Pensaréis que vengo a hablaros de Imperio Argentina a modo de homenaje a mi madre o quizás que os voy a dar el coñazo contándoos los más destacados acontecimientos que ocurrieron cuando yo nacía. Pues no, no os voy a hablar de que soy coetáneo de Emilio Butragueño, Eros Ramazzotti, la infanta Elena o Pepe Viyuela, a pesar de que estoy muy orgulloso de ello; tampoco os voy a hablar del asesinato de Kennedy, ni de Martin Luther King ay jab e drim. Hoy no voy de abuelo cebolleta que vive de recuerdos, sino de la mismísima actualidad, de lo que me pasó hace unos días en la Carretera de Canillas cuando esperaba a unos amigos para ir a cenar.
Ahí estaba yo en la esquina esperando, cuando una buena mujer que pilotaba su caniche a baja velocidad entró algo cruzada en la acera y se metió una peazoleche contra el suelo. Justo a mis pies. Así que no me quedó más remedio que hacer la buena obra del mes, agacharme, preguntarle si estaba bien, mirar al banquillo para pedir el cambio, silbar al caniche, insultar al árbitro y meter mis manos de forma arriesgada e inconsciente bajo sus sobacos para poner en pie a la pobre señora. No os lo cuento para que penséis que soy un tío cojonudo y solidario, que lo soy, porque la abuela me cayó encima de los pies y para no ayudarla hubiera tenido que darle un puntapié y eso ya me parece excesivo.
El caso es que la levanté por los sobaquillos y acto seguido le dije "de nada" en contestación a sus bendiciones y me olí los dedos por si se habían quedado impregnados de ese aroma "Eau du third age" que los humanos vamos desprendiendo con el paso de las primaveras y sobre todo de los veranos. Para mi sorpresa olía bien. Acto seguido busqué en el suelo el obstáculo causante de semejante ostiazo y lejos de encontrarlo fijé mi indignada vista en un azulejo blanco y azul, junto al alcorque del árbol.

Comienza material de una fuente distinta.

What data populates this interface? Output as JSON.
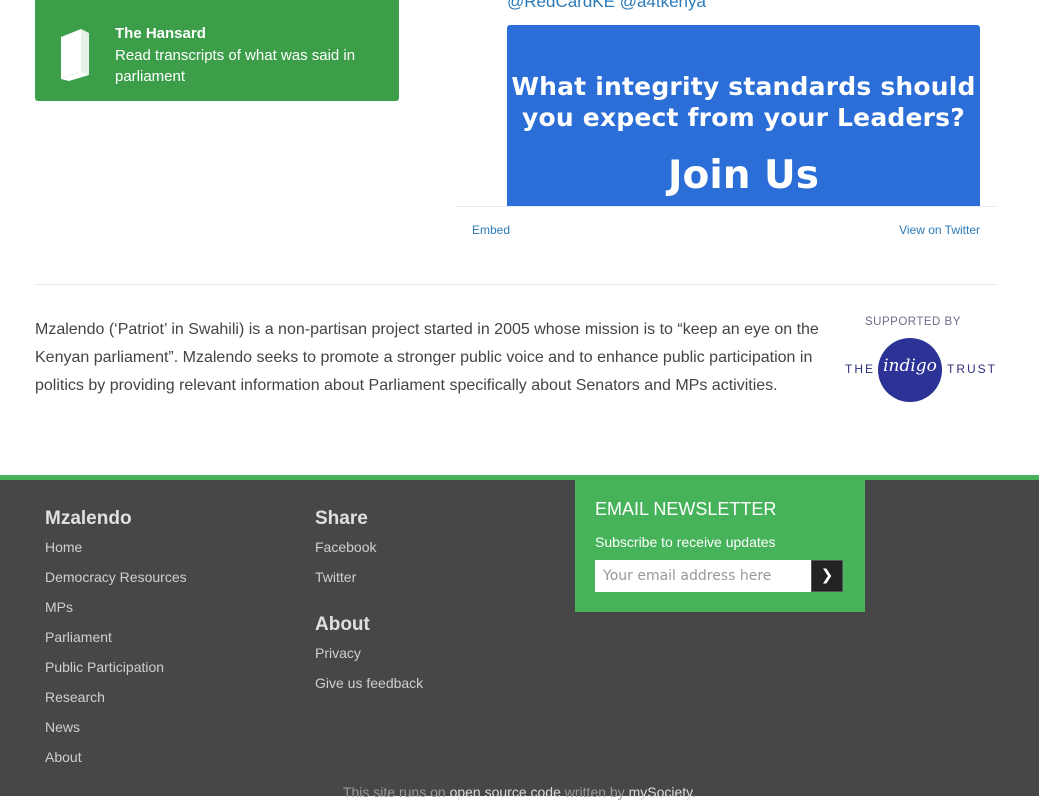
{
  "hansard": {
    "icon": "book-icon",
    "title": "The Hansard",
    "description": "Read transcripts of what was said in parliament"
  },
  "twitter": {
    "handles": "@RedCardKE @a4tkenya",
    "image_line1": "What integrity standards should",
    "image_line2": "you expect from your Leaders?",
    "image_line3": "Join Us",
    "embed_label": "Embed",
    "view_label": "View on Twitter"
  },
  "about_text": "Mzalendo (‘Patriot’ in Swahili) is a non-partisan project started in 2005 whose mission is to “keep an eye on the Kenyan parliament”. Mzalendo seeks to promote a stronger public voice and to enhance public participation in politics by providing relevant information about Parliament specifically about Senators and MPs activities.",
  "supporter": {
    "label": "SUPPORTED BY",
    "logo_the": "THE",
    "logo_indigo": "indigo",
    "logo_trust": "TRUST"
  },
  "footer": {
    "col1": {
      "heading": "Mzalendo",
      "links": [
        "Home",
        "Democracy Resources",
        "MPs",
        "Parliament",
        "Public Participation",
        "Research",
        "News",
        "About"
      ]
    },
    "share": {
      "heading": "Share",
      "links": [
        "Facebook",
        "Twitter"
      ]
    },
    "about": {
      "heading": "About",
      "links": [
        "Privacy",
        "Give us feedback"
      ]
    },
    "newsletter": {
      "heading": "EMAIL NEWSLETTER",
      "subtitle": "Subscribe to receive updates",
      "placeholder": "Your email address here",
      "submit_glyph": "❯"
    },
    "credits": {
      "prefix": "This site runs on ",
      "link1": "open source code",
      "middle": " written by ",
      "link2": "mySociety",
      "suffix": "."
    }
  },
  "colors": {
    "green": "#3d9e4a",
    "footer_green": "#46b35a",
    "footer_bg": "#474747",
    "twitter_blue": "#2b7bb9",
    "banner_blue": "#2c6ed8",
    "indigo": "#2d3296"
  }
}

Sí se trataba de una de las más brillantes ideas llevadas a cabo por un alcalde. Fue en 1989, cuando Rodríguez Sahagún decidió plantar un árbol por cada niño nacido en Madrid, bautizando al vegetal con el mismo nombre del humano. Una gran iniciativa que humanizaba la ciudad, aumentaba la conciencia ecológica y ofrecía al madrileño un bonito vínculo de por vida con la capital. El problema es que el proveedor de los azulejos de porcelana hizo mal el cálculo y dos décadas después la mayoría de los nombres se han borrado y los árboles han quedado huérfanos.

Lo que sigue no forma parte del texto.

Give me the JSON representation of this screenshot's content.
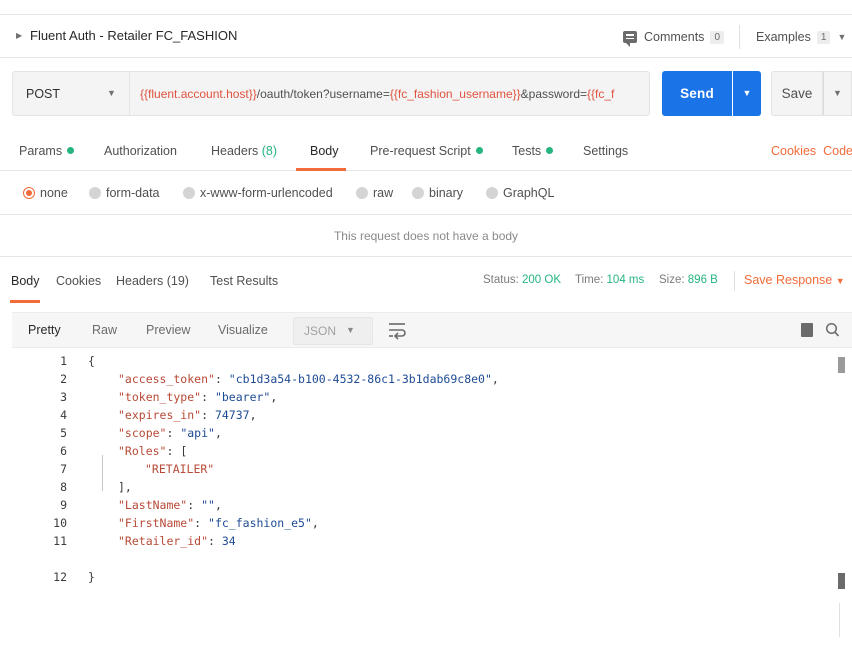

Desde este humilde blog le solicito al Alberto que repongan las placas y vuelva a poner en marcha esa original y emotiva iniciativa. A mi me encantaría que mis hijos tuvieran un árbol de Madrid con su nombre... Fíjate, incluso sería capaz de vender mi voto por ello.
Antoñito tuvo su árbol bautizado, la placa ya no existe, como la mayoría de ellas, se estropearon y las acabaron quitando. Lo raro es que tu hayas encontrado una todavía viva. Aunque lo que me llama la atención de tu entrada no es la iniciativa neonatal-agropecuaria, sino que no te descojonaras en la cara de la pobre anciana, cosa que yo hubiera hecho sin ninguna duda. Lo siento pero es algo que no puedo evitar, aunque me de mucha pena, sepa que el susodicho se ha hecho daño, sea una de mis propios hijos o lo que sea, no puedo evitarlo, me parto la caja cuando alguien se cae. Lo cual a veces me ha puesto en algún que otro aprieto. Ser sinceros, a cuantos más os pasa?